Poste 1. Vue sur les mayens

Les mayens sont les clairières disséminées dans cette partie intermédiaire entre la zone d’habitation et l’alpage ; les points noirs sont des granges-écuries et, lorsque la clairière est grande, il y a des bâtiments d’habitation.

  Plan du Parcours Historique de St-Luc

Depuis l’Office du tourisme, allez à l’angle gauche du parking, mis à disposition des automobilistes en décembre 1969 déjà. Profitez de cette belle vue dégagée pour observer l’autre versant de la vallée.

Sur la rive gauche de la Navisence, vous pouvez voir, en bas, la zone des habitations permanentes (Pinsec, Mayoux, Saint-Jean, Grimentz), puis la forêt parsemée de clairières, avec de petites constructions, les « mayens », dans son acception du paysan de montagne valaisan, et enfin, au-dessus des derniers arbres, les prairies des alpages.

Le bétail est amené dans les mayens avant la montée à l’alpage (inalpe) et après sa descente de cet alpage (désalpe). Le fruit de latraite est, en principe, transformé en tomme et en sérac, rarement en fromage.

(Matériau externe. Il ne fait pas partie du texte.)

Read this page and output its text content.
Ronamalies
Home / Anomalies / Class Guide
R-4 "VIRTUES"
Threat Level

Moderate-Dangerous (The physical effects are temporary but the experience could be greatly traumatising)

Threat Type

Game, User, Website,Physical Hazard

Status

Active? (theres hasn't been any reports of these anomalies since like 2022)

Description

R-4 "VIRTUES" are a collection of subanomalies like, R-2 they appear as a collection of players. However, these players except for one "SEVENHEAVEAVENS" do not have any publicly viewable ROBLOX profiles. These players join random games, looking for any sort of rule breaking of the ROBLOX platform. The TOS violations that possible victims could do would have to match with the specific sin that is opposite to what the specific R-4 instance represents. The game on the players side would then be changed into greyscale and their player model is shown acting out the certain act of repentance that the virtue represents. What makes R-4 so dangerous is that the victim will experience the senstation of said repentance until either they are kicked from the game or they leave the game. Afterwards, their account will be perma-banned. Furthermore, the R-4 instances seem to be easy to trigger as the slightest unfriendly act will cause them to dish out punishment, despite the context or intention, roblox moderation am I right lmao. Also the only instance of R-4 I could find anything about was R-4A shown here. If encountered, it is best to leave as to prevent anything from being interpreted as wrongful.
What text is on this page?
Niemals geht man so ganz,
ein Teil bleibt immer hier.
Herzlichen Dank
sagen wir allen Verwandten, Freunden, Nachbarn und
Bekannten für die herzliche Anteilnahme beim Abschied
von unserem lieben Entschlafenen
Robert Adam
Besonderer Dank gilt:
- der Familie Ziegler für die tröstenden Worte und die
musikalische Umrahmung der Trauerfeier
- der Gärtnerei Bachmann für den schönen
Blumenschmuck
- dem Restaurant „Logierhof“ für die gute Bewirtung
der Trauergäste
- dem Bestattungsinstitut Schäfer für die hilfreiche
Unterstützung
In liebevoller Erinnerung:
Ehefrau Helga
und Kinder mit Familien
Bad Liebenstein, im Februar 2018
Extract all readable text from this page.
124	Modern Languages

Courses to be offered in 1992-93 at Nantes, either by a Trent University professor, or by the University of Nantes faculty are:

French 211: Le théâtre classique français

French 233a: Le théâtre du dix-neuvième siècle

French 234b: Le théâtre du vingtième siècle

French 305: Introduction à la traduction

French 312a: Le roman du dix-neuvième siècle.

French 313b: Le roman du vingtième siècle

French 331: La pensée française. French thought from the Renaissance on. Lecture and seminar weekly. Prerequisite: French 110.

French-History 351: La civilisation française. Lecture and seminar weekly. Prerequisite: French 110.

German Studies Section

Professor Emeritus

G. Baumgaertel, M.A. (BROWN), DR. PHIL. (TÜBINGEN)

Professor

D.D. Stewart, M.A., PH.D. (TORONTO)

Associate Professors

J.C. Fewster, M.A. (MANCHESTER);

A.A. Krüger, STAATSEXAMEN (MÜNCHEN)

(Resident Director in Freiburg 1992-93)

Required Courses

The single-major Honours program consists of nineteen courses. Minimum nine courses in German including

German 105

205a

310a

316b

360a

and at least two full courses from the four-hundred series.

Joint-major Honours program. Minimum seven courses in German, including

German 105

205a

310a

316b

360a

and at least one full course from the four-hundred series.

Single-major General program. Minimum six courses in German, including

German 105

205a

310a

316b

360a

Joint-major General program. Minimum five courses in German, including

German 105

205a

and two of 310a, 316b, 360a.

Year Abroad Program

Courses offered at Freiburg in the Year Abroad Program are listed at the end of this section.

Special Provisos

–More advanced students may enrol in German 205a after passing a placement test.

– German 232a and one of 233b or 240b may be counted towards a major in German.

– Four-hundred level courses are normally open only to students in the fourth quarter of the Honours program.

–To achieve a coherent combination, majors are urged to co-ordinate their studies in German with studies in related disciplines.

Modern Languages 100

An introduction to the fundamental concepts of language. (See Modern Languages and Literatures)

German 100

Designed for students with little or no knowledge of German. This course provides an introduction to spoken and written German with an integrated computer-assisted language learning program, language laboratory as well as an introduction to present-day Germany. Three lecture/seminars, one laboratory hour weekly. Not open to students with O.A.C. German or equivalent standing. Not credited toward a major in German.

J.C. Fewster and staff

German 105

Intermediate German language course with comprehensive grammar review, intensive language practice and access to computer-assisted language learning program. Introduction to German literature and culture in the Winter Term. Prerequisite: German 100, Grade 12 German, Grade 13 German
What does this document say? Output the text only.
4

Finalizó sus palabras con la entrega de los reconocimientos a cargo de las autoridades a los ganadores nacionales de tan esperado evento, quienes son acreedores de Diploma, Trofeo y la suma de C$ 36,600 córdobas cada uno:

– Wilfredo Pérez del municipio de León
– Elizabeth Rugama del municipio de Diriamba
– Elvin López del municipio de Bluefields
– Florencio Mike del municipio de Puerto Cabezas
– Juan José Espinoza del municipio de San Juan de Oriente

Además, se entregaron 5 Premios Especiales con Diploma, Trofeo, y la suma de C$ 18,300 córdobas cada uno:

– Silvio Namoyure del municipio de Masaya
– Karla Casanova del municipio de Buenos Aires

« Mayen » désigne aussi la construction très primitive que se partageaient parfois plusieurs copropriétaires, dans les mayens les plus éloignés du village.

Une chambre commune était meublée d’une grande table, deux bancs, un fourneau maçonné, une rangée de lits à deux étages. Chaque copropriétaire avait son lit, son bahut et ses crochets porte-habits. La cuisine-âtre était le plus souvent la pièce de la vie communautaire. A la cuisine se trouvaient : une crémaillère, un trépied, une marmite, une casserole, une poêle, une chaudière à cailler le lait. A la cave, il n’y avait pas de tonneau à vin, mais un « bréno » à plusieurs rayons, inaccessible aux souris, où séchaient les tommes.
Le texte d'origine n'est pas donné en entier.